XV. Transition Relief and Interim Guidance
E. Interim Guidance With Respect to Multiemployer Arrangements
In response to commenters’ requests for special rules for employers participating in multiemployer plans in view of such plans’ unique operating structures, section IX.D of the preamble to the proposed regulations, as corrected, contains transition guidance that is intended to provide an administratively feasible means for employers that contribute to multiemployer plans to comply with section 4980H mit iphone mp3 von youtube downloaden.
Pursuant to this preamble, employers may rely on the interim guidance described in this section XV.E. This interim guidance is intended to continue the transition guidance originally set forth in section IX.D of the preamble to the proposed regulations, as corrected, and as clarified in this preamble windows 9 kostenlos herunterladen. Any future guidance that limits the scope of the interim guidance will be applied prospectively and will apply no earlier than January 1 of the calendar year beginning at least six months after the date of issuance of the guidance bluetooth driver for free.
This interim guidance applies to an applicable large employer member that is required by a collective bargaining agreement or an appropriate related participation agreement to make contributions, with respect to some or all of its employees, to a multiemployer plan that offers, to individuals who satisfy the plan’s eligibility conditions, coverage that is affordable and provides MV, and that offers coverage to those individuals’ dependents amazon prime filme downloaden auf laptop. Under this interim guidance, the applicable large employer member will not be treated, with respect to employees for whom the employer is required by the collective bargaining agreement or appropriate related participation agreement to make contributions to the multiemployer plan, as failing to offer the opportunity to enroll in MEC to full-time employees (and their dependents) for purposes of section 4980H(a), and will not be subject to an assessable payment under section 4980H(b) download wiso. For purposes of this section XV.E of the preamble, whether the employee is a full-time employee is determined under section 4980H(c)(4), whether coverage is affordable is determined under section 36B(c)(2)(C)(i), and whether coverage provides MV is determined under section 36B(c)(2)(C)(ii) apps herunterladen sony bravia.
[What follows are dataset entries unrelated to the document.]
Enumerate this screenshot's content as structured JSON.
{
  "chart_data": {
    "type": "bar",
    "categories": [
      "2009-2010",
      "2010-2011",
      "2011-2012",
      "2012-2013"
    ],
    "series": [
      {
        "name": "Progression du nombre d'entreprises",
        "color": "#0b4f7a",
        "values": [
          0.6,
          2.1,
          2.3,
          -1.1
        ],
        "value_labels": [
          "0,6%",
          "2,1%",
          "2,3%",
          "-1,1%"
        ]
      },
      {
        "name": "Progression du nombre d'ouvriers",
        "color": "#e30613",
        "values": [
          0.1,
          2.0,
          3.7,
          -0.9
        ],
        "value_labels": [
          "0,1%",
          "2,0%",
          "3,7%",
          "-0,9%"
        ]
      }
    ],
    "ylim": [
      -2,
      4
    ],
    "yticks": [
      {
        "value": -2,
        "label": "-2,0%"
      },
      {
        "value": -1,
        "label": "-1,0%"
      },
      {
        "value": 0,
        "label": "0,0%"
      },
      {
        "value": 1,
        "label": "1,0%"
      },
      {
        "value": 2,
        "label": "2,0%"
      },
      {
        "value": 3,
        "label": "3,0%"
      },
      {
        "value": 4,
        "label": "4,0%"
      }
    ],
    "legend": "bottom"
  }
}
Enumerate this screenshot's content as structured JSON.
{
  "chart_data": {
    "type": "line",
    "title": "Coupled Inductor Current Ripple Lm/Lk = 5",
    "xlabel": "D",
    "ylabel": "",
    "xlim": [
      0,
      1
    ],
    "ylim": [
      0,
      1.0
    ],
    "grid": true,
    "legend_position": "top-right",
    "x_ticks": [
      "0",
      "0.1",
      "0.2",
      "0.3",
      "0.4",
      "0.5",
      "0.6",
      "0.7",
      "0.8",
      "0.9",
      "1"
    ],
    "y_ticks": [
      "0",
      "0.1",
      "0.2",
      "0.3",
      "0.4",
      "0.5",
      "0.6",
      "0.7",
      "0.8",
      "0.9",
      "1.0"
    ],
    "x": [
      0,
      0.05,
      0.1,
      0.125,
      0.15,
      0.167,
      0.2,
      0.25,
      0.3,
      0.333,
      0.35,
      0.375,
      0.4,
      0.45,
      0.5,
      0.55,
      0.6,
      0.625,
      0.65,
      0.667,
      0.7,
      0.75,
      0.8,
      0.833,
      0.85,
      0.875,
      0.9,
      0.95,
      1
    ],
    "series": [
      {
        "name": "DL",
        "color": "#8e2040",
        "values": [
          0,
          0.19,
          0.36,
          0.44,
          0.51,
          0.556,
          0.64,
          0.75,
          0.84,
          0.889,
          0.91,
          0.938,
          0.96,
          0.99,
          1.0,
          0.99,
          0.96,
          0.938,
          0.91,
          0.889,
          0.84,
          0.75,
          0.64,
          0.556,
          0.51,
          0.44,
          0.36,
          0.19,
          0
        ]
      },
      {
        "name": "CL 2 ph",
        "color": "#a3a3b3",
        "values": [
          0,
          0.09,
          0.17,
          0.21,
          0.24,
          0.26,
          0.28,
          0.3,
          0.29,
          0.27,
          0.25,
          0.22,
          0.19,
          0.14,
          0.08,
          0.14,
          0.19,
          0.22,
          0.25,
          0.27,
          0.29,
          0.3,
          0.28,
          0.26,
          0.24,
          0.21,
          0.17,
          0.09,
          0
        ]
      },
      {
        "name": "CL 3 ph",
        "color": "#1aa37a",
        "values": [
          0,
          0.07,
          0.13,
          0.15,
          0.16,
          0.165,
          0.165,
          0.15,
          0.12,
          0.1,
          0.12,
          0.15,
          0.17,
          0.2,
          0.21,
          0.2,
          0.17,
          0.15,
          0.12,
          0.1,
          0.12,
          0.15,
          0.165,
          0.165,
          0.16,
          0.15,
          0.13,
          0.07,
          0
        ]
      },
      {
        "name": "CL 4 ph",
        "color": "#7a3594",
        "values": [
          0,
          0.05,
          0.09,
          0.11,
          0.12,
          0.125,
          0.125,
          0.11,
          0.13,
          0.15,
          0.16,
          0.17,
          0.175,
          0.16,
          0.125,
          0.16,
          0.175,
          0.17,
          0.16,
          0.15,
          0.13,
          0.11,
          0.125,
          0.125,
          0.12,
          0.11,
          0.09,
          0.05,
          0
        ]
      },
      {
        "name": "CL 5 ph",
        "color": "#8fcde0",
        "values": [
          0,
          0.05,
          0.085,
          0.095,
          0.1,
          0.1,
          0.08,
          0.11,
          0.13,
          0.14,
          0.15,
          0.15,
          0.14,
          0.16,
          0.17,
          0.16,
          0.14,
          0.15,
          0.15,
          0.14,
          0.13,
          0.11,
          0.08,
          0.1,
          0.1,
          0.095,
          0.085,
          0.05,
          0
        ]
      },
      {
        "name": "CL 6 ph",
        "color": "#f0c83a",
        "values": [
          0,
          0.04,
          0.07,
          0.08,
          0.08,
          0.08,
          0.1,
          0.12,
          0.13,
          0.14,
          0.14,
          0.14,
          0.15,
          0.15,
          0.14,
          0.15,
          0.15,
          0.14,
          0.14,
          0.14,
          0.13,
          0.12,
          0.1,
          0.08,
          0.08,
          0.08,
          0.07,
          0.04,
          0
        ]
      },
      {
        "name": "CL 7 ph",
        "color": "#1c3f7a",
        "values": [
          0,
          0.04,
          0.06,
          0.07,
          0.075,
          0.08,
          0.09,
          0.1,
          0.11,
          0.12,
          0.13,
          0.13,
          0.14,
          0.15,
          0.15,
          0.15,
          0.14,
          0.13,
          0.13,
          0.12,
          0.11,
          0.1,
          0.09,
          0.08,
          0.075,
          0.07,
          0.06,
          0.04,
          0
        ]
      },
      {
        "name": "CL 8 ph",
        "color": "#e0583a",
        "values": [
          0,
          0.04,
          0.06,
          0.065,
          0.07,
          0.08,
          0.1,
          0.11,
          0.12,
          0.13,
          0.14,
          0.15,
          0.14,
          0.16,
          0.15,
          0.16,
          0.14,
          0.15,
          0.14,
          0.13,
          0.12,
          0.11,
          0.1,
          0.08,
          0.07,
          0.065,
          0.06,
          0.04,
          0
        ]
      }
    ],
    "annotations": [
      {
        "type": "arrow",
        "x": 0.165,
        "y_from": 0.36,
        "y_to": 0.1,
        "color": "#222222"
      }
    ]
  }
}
For purposes of determining whether coverage under the multiemployer plan is affordable, employers participating in the plan may use any of the affordability safe harbors set forth in the final regulations iobroker log herunterladen. Coverage under a multiemployer plan will also be considered affordable with respect to a full-time employee if the employee’s required contribution, if any, toward self-only health coverage under the plan does not exceed 9.5 percent of the wages reported to the qualified multiemployer plan, which may be determined based on actual wages or an hourly wage rate under the applicable collective bargaining agreement or participation agreement download juke songs.
If any assessable payment were due under section 4980H, it would be payable by a participating applicable large employer member and that member would be responsible for identifying its full-time employees for this purpose (which would be based on hours of service for that employer) pr download. If the applicable large employer member contributes to one or more multiemployer plans and also maintains a single employer plan, the interim guidance applies to each multiemployer plan but not to the single employer plan lachen herunterladen.
One commenter asked whether the rule set out in section IX.D of the preamble to the proposed regulations, as corrected, applies to non-federal governmental multiemployer plans. The commenter noted that the proposed regulations do not define multiemployer plan but that section 414(f)(1) defines a multiemployer plan as a plan (A) to which more than one employer is required to contribute, (B) which is maintained pursuant to one or more collective bargaining agreements between one or more employee organizations and more than one employer, and (C) which satisfies such other requirements as the Secretary of Labor may prescribe by regulation. The commenter asked whether the rule set out in section IX.D of the preamble to the proposed regulations, as corrected, applies to public sector multiemployer plans which are not subject to the jurisdiction of DOL. The rule set out in section IX.D of the preamble to the proposed regulations and in this section of the preamble applies to a multiemployer plan that is not subject to the jurisdiction of DOL if the plan meets the requirements of section 414(f)(1)(A) and (B).